Kate non sapeva se ridere o arrabbiarsi per quell’assurda proposta. Ma Castle non aveva ancora finito.
“La sera, se il tempo è buono, c’è un’atmosfera magica ed il prato… è morbido.” Continuò giocherellando con un ciuffo dei suoi capelli.
“La tua immaginazione non ha confini, almeno spero che sia solo quella, non sono sicura di voler sapere di più.” Castle guardò il soffitto cercando di ricordare qualcosa e lei gli diede un colpo al braccio col dorso della mano.

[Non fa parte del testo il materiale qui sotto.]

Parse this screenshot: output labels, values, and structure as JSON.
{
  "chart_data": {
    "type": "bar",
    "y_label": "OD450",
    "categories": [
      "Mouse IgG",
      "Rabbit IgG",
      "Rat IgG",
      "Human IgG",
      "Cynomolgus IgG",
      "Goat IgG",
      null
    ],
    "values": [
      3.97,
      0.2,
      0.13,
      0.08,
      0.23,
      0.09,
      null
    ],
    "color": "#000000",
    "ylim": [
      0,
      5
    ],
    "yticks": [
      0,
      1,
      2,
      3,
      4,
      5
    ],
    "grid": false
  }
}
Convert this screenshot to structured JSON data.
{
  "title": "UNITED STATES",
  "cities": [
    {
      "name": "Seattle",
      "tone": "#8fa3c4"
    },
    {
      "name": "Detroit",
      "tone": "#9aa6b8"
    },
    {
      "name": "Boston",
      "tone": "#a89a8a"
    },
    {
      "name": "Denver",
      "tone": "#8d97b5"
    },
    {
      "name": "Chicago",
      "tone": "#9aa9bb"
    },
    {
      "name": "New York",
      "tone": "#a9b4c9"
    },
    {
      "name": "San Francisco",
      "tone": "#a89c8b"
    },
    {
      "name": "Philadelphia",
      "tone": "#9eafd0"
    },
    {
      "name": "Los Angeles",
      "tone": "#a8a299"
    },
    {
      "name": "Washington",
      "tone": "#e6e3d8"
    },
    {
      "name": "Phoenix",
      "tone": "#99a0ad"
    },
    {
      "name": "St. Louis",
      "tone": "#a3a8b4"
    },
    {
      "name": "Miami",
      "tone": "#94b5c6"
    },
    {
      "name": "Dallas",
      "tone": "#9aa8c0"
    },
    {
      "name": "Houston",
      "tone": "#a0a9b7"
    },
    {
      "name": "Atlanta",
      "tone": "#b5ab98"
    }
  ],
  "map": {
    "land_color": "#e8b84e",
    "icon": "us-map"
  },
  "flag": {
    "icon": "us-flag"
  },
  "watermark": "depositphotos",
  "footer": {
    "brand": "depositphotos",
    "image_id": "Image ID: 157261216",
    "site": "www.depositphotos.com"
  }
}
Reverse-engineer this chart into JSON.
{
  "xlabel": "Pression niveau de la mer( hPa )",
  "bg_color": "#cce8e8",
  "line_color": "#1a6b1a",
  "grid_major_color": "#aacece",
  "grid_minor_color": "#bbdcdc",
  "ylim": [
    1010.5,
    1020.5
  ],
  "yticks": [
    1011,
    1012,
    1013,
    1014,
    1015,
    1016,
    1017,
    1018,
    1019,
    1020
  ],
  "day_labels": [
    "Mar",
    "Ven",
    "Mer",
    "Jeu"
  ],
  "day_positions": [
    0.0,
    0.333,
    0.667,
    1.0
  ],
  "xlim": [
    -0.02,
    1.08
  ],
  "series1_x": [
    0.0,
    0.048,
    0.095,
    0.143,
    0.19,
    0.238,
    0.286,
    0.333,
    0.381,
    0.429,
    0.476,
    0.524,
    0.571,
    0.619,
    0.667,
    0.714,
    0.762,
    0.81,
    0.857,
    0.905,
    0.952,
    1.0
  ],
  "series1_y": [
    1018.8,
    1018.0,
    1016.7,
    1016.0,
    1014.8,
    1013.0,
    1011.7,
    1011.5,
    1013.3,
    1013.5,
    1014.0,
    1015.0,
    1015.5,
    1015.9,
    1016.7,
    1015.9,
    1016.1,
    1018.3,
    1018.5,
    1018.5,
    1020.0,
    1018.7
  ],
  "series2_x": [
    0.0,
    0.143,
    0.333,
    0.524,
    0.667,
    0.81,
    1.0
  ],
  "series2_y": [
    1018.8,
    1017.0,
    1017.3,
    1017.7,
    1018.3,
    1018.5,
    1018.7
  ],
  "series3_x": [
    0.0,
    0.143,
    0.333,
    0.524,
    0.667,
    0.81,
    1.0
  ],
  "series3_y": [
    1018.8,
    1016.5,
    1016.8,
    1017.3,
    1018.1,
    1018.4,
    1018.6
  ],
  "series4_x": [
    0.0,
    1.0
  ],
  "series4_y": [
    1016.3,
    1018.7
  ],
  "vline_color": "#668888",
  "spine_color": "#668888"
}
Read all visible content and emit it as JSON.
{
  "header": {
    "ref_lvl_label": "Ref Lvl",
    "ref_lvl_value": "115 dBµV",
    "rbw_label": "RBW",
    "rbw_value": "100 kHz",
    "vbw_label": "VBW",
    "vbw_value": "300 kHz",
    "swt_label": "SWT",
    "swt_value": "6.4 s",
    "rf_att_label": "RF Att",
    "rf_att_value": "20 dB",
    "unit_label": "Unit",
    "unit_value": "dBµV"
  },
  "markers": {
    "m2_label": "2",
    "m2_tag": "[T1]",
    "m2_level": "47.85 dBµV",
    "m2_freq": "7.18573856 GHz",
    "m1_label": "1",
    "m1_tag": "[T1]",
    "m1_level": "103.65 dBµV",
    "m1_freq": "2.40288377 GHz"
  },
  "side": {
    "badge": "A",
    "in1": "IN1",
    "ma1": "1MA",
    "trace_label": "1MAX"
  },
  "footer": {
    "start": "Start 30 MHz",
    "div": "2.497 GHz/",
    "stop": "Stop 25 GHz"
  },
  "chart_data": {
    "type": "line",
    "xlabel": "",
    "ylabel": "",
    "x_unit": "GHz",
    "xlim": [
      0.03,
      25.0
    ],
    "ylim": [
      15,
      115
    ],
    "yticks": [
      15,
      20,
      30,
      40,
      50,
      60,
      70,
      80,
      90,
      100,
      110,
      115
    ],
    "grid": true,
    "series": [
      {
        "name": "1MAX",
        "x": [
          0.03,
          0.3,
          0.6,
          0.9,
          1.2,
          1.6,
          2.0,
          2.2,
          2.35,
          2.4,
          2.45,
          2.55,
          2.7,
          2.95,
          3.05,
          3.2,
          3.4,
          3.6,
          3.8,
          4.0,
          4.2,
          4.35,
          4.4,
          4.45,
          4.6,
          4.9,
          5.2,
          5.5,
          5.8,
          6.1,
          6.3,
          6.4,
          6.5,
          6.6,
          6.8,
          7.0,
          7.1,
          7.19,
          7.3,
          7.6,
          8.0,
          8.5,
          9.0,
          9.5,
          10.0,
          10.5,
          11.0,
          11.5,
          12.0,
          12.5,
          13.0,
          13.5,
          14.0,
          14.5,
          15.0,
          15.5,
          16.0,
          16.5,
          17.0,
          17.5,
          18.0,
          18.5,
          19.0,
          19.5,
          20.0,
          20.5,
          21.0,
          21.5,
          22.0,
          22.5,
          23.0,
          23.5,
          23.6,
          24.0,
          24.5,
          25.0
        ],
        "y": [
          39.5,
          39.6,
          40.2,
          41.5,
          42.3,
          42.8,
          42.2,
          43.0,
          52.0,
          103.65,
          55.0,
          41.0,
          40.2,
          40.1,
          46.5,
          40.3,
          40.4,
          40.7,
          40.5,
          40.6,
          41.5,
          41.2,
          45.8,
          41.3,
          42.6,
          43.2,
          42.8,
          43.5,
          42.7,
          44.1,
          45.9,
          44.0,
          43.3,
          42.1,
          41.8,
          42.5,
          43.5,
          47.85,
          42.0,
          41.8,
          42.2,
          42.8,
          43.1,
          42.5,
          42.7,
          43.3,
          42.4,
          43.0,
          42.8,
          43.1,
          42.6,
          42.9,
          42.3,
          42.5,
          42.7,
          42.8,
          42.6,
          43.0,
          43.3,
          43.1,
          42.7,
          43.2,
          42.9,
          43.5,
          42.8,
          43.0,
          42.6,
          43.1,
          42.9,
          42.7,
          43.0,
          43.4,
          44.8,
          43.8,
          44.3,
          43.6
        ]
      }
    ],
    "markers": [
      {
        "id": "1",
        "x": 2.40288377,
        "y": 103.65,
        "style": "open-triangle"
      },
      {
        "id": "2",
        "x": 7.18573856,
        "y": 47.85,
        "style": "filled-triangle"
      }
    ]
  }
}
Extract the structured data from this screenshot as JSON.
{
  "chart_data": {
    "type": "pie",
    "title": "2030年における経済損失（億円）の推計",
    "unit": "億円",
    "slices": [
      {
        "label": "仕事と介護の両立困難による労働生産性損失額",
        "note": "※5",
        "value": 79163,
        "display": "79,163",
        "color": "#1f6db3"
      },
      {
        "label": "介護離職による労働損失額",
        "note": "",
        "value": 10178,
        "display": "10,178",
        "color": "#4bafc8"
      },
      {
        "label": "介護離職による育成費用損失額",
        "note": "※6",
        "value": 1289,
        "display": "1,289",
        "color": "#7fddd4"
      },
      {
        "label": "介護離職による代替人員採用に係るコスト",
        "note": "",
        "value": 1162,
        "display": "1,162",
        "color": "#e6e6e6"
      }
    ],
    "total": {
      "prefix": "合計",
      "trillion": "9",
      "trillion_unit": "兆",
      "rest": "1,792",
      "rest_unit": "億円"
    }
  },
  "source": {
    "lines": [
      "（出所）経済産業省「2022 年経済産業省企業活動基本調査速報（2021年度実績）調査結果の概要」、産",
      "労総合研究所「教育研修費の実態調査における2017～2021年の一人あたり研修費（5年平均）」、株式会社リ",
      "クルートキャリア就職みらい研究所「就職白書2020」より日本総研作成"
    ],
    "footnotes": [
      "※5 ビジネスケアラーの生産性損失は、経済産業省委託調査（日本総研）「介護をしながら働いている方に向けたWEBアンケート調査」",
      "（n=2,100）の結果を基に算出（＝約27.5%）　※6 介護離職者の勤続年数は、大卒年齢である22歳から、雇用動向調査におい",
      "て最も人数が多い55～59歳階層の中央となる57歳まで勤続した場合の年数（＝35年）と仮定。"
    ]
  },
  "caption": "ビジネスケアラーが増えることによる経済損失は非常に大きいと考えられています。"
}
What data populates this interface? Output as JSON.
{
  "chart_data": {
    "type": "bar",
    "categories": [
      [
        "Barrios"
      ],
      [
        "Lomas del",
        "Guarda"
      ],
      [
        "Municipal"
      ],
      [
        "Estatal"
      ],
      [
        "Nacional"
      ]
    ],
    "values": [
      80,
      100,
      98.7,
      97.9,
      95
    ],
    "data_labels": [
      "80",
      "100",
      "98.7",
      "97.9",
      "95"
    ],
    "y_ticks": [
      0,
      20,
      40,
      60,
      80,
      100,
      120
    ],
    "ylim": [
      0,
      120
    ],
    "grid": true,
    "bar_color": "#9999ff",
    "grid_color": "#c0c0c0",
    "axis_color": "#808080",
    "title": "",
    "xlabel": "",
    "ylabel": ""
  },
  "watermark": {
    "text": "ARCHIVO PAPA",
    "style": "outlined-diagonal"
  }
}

La gelosia di Kate lo riempì di orgoglio.
“Vorresti portarmi a giocare a golf per lanciarti in una nuova esperienza di sesso?” Lo guardò incuriosita, non ancora sicura delle sue reali intenzioni.
Il sorriso di Castle divenne più malizioso. “Non ti sei mai tirata indietro su queste cose…”
Lei si morse le labbra fissandolo intensamente.  “Lo stai proponendo seriamente?”
“Non lo vuoi provare? Potrebbe essere più piacevole di quanto pensi.” Rispose di nuovo Castle andando a posare il telecomando.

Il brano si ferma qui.